You can use a step-by-step approach to help your child learn how the ‘?’ works. Your child can gradually learn to deal with pleasant change, and then less pleasant change.
For example
- Go on an outing, placing a ‘?’ on the schedule. Make sure something fun for your child happens when it’s time to do the ‘?’ on the schedule. Praise your child for coping. Your child can learn that something unexpected can be a pleasant thing.
- Go on an outing without the ‘?’ on the schedule. At some point slip the ‘?’ into a gap on the schedule. Immediately bring out the fun surprise and praise your child for coping.
- Go on an outing without the ‘?’ on the schedule. At some point make an unplanned diversion – for example, a sibling wants to look at the pet shop, and it’s not on the schedule. Add in the ‘?’, reward your child for coping, and then quickly get back to the schedule.
- Go on an outing without the ‘?’ on the schedule. Make an unplanned diversion that your child usually doesn’t enjoy – for example, visiting one extra shop. Show this by placing the ‘?’ in an appropriate gap in the schedule. When completed, reward your child for coping, and then get back to the schedule.
Once your child is familiar with the ‘?’, you can use it anytime there’s an unexpected change to show there’ll be a diversion from the schedule and then a return.

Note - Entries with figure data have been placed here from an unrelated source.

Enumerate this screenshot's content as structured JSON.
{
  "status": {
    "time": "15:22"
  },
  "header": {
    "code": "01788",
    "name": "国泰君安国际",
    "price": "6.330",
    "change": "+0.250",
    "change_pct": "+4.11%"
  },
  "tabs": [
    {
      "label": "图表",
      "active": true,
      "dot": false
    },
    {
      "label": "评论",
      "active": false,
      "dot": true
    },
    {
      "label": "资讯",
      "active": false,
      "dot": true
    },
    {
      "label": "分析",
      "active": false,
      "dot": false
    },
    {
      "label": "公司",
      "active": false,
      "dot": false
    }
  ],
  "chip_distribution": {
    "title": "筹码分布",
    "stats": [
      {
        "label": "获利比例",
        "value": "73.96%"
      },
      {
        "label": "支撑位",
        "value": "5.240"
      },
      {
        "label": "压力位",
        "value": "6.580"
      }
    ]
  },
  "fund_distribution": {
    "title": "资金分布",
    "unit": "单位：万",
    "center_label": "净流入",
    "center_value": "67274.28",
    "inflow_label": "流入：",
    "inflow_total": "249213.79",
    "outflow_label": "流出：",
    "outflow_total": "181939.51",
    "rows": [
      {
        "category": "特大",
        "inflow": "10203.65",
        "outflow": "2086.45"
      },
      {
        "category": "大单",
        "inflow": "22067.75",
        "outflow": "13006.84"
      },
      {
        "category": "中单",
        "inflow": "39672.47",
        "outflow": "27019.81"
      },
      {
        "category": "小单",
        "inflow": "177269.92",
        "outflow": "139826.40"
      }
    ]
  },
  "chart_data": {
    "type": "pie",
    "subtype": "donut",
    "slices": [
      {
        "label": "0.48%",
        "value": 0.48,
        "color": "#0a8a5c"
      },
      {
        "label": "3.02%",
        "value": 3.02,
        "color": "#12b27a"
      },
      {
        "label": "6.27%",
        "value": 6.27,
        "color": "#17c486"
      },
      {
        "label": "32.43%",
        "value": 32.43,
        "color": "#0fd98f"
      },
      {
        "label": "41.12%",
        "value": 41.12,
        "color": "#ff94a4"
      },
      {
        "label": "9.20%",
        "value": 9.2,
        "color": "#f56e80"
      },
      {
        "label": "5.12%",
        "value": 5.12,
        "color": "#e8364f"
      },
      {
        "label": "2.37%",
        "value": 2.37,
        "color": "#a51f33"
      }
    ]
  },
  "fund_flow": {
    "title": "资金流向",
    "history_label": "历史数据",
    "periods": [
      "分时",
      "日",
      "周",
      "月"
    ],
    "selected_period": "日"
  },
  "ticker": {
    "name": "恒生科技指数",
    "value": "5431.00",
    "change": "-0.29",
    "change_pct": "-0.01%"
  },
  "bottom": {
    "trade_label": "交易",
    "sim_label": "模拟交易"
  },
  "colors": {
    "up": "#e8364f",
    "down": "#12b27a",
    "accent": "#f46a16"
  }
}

You could put this technique together with a social story to explain to your child that sometimes things don’t go exactly as it says in the schedule. You could include the things that your child can do when something doesn’t go according to plan. For example, ‘When things change I can take five deep breaths or name all the Pokemon in alphabetical order in my head until I feel calm’.
Rewarding flexibility
Another simple way to help older children cope with change is to make a big deal of the concept of ‘flexibility’.
Praise or reward your child whenever they cope with a change or an unexpected event, like not getting a desired table number at a restaurant. Tell your child how wonderful it is that they’re ‘flexible’ and get your child to associate this skill with getting something they like, like attention.